Von Badehäusern zu privaten Badezimmern – eine kleine Geschichte des Badens
Die Selbstverständlichkeit, mit der wir heutzutage davon ausgehen, dass jede Wohnung und jedes Haus über ein oder sogar mehrere Badezimmer verfügt – vom Gästebad bis hin zum privaten Wellnesstempel – , war unseren Vorfahren fremd. Private Badezimmer, die eine eigene Toilette und eine Dusche oder Badewanne mit fließendem Wasser enthielten, waren noch vor hundert Jahren bestenfalls der oberen Gesellschaftsschicht vorbehalten. Die Wurzeln unserer Badekultur und der Entwicklung von öffentlichen Badeanstalten bis hin zur eigenen Waschgelegenheit im Haus gehen zurück bis in die Antike.
Von der Badewanne zum Badepalast: die römischen Badeanlagen
Eigene private Badezimmer, sogenannte balnea, waren auch in der Antike nur wenigen Menschen der Oberschicht vorbehalten. Mit der fortschreitenden Technik und der immer besser werdenden Wasserversorgung in Rom und im gesamten Römischen Reich ergaben sich im 2. Jh. v. Chr. die Möglichkeiten, öffentliche Badeanstalten zu bauen, die gegen geringes Entgelt für jeden zugänglich waren. Die Badekultur der Römer nahm mit den prunkvollen Bauten von Badeanlagen, sogenannten Thermen, in der Kaiserzeit ungeahnte Dimensionen an. Der Besuch einer Therme diente nicht länger nur der Körperpflege, sondern auch der Muße, der privaten und geschäftlichen Kommunikation und der körperlichen Ertüchtigung. Mitte des 1. Jh. n. Chr. galten die römischen Badeanlagen als Mittelpunkte des sozialen Lebens.

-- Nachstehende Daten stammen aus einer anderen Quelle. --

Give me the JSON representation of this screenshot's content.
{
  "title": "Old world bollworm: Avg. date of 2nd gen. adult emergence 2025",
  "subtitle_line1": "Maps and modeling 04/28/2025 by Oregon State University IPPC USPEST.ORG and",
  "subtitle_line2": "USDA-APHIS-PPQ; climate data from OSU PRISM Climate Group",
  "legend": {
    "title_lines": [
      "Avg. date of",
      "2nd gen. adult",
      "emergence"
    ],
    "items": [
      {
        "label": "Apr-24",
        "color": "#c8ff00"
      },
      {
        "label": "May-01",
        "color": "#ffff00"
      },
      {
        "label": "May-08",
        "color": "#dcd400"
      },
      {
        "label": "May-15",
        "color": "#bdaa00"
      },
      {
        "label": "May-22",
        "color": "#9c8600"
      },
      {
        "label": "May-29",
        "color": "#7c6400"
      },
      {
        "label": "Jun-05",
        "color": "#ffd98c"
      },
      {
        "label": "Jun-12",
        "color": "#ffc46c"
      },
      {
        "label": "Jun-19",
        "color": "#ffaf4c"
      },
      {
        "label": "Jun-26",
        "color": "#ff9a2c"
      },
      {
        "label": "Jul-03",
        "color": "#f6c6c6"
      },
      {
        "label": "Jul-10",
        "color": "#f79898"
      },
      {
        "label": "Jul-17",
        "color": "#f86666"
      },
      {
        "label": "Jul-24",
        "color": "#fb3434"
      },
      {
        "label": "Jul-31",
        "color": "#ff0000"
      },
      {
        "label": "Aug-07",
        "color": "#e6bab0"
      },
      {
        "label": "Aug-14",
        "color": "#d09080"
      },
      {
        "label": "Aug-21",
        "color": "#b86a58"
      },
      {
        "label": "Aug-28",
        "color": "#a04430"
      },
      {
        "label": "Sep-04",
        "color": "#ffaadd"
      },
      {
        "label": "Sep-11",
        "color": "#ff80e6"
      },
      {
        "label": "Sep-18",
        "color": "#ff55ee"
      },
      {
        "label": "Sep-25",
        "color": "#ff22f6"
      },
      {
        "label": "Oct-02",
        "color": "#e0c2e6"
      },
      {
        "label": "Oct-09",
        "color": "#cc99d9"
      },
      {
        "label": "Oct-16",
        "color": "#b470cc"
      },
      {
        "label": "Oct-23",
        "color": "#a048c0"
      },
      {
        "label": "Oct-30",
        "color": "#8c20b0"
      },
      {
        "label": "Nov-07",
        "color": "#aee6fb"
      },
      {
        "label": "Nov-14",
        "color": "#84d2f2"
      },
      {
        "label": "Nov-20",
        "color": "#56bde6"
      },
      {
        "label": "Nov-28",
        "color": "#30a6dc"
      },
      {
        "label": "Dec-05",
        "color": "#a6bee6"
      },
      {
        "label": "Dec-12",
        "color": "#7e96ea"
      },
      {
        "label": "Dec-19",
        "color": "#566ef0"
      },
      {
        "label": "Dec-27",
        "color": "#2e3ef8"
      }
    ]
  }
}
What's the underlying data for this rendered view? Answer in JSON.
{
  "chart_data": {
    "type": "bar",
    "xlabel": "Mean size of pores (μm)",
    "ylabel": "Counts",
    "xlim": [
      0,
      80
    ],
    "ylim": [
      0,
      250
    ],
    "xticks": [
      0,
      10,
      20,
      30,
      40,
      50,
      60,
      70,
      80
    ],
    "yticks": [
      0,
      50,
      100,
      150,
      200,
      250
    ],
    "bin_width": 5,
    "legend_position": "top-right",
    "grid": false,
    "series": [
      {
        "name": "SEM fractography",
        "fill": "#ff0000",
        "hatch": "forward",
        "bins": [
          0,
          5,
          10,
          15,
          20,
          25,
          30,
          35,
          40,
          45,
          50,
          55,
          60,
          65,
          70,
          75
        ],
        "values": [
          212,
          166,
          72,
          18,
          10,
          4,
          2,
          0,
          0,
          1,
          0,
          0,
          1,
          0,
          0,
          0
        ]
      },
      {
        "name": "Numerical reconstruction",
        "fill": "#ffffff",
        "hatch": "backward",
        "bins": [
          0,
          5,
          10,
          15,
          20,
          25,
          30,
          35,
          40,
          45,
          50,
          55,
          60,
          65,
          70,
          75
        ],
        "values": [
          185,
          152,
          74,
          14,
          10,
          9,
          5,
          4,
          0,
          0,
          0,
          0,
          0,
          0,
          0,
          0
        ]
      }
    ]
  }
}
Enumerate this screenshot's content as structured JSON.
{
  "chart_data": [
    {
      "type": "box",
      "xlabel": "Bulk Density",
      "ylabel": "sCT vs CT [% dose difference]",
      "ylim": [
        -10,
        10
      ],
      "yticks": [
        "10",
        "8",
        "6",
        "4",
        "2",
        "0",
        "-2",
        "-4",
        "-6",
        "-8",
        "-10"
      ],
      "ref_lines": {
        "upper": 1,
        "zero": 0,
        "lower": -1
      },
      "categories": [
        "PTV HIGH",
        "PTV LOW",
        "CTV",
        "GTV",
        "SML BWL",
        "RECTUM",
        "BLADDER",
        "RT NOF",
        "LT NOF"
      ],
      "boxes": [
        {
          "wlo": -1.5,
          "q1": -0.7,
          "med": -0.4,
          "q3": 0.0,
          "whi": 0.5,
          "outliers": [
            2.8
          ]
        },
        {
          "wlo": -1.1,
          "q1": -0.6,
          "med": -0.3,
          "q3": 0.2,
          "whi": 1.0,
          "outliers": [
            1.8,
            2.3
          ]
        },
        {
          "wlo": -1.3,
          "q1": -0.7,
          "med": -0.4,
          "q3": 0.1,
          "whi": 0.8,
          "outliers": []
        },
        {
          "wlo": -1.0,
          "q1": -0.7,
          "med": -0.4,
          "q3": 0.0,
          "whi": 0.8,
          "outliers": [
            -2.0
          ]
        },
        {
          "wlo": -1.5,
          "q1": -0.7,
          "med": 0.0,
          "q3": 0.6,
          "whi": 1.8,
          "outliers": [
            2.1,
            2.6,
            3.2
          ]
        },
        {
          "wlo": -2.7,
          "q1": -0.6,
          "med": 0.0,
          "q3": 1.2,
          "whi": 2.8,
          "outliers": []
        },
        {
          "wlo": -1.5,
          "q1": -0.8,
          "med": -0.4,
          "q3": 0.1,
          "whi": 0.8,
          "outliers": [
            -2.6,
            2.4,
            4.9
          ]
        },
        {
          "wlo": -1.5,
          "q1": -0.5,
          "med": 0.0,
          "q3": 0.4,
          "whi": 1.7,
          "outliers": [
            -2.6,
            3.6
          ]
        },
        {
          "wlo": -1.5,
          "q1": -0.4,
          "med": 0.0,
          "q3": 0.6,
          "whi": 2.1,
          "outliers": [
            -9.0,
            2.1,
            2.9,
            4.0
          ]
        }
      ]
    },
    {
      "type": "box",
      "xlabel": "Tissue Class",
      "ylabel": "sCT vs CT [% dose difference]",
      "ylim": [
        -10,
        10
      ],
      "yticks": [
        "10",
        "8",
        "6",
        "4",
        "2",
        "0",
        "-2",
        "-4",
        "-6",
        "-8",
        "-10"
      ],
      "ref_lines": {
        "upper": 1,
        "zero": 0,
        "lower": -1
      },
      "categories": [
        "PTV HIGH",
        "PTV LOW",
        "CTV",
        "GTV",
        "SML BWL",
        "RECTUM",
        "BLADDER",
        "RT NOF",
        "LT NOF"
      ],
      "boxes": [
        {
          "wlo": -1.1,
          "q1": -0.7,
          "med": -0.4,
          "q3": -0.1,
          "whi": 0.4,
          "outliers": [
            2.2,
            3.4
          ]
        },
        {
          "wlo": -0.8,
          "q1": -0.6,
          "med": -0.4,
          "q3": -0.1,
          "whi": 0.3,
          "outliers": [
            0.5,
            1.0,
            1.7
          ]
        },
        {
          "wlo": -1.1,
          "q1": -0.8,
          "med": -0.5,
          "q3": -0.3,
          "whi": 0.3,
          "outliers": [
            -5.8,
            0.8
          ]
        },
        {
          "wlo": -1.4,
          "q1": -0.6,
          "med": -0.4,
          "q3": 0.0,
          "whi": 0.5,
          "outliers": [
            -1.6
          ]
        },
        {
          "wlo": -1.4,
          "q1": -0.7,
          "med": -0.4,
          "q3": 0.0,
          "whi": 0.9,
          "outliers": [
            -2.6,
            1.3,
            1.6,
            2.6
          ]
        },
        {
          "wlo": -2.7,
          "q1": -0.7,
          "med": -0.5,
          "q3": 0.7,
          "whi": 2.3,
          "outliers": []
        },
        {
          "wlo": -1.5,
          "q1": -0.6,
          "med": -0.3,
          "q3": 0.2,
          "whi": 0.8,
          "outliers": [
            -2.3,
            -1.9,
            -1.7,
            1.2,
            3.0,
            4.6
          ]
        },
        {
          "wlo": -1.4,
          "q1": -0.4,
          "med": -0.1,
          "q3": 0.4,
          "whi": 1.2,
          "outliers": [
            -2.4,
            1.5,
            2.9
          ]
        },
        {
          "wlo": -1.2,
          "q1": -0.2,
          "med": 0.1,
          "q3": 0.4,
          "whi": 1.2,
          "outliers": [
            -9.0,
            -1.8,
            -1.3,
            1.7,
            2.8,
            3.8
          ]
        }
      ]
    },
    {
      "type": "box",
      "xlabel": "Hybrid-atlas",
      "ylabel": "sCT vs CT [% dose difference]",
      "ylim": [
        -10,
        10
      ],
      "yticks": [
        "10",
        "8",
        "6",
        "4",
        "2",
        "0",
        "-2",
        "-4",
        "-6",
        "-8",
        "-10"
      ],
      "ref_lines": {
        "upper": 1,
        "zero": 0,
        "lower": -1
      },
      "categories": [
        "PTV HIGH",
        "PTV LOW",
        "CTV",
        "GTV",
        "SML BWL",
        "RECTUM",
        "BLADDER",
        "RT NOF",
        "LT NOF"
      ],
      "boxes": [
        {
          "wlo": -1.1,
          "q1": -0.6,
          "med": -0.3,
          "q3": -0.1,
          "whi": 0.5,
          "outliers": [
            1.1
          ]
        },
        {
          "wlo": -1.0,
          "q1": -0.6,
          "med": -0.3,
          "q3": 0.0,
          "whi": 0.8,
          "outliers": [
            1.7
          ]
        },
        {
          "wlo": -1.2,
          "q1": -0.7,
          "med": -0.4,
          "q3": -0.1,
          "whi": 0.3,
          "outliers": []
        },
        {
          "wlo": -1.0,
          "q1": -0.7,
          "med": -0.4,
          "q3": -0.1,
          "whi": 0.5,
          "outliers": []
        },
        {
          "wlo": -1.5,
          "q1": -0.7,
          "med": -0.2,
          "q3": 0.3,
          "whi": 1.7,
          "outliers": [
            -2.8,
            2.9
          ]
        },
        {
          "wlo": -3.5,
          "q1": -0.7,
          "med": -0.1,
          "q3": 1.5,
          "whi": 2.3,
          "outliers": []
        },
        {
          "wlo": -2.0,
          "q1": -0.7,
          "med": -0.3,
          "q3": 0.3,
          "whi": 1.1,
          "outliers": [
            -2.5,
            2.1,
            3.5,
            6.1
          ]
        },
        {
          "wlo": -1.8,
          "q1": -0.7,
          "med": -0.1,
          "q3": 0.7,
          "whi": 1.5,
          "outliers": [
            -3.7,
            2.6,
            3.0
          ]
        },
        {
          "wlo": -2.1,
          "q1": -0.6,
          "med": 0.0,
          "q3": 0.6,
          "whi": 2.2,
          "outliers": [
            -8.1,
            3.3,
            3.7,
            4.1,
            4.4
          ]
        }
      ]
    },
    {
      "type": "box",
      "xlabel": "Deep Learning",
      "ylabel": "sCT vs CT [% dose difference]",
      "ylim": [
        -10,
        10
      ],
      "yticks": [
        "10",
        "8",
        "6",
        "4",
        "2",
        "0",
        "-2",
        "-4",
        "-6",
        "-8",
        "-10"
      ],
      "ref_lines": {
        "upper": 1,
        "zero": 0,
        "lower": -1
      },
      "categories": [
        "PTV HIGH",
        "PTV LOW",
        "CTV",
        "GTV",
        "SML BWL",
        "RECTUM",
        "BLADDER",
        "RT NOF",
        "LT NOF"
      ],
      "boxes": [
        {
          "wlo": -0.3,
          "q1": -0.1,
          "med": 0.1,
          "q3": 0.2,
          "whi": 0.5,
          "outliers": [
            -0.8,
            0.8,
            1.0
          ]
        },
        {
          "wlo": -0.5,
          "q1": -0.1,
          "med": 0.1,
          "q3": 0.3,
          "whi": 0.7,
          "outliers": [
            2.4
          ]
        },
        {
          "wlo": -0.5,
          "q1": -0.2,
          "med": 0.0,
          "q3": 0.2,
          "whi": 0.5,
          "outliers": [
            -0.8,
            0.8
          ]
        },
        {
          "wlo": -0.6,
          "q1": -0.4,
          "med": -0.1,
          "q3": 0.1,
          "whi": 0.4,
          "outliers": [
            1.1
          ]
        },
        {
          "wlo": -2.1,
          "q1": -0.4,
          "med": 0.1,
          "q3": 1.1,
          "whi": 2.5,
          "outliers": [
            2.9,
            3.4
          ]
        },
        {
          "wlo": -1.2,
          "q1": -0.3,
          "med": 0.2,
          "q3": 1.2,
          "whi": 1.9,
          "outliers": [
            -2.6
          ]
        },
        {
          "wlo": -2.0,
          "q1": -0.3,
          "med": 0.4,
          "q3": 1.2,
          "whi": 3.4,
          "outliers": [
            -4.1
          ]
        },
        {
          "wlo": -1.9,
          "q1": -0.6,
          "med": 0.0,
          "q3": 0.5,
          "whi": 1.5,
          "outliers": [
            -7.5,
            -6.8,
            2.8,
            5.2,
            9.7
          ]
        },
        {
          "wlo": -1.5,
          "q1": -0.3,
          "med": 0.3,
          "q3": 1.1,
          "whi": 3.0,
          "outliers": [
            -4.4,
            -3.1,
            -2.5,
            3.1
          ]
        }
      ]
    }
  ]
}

Die neuzeitliche Einrichtung der Volksbäder
Die Bedeutung von Wasser und von Badehäusern war immer auch schon eng mit der jeweils herrschenden Bedeutung von Hygiene verknüpft. Im 16. und 17. Jh. sank die Bedeutung des Badens, da man keine Notwendigkeit sah, sich zu waschen, wenn man sich stattdessen pudern oder parfümieren konnte und Unterwäsche trug, die man häufiger wechselte. Das Zeitalter der Aufklärung jedoch brachte ein Umdenken in Sachen Hygiene mit sich. Öffentliche Badeanstalten, zu denen alle Zugang haben sollten, wurden eingerichtet. Das erste deutsche Volksbad entstand 1855 in Hamburg. 65 Badewannen und 56 Waschstände standen den Menschen für die regelmäßige Körperpflege zur Verfügung. Obwohl die Dusche schon seit dem 16. Jh. bekannt war und es bereits im 18. Jh. moderne Badewannen aus Metall gab, war die Einrichtung eines privaten Badezimmers – so wie wir es heute kennen – für einen Großteil der Bevölkerung erst ab dem 20. Jh. möglich.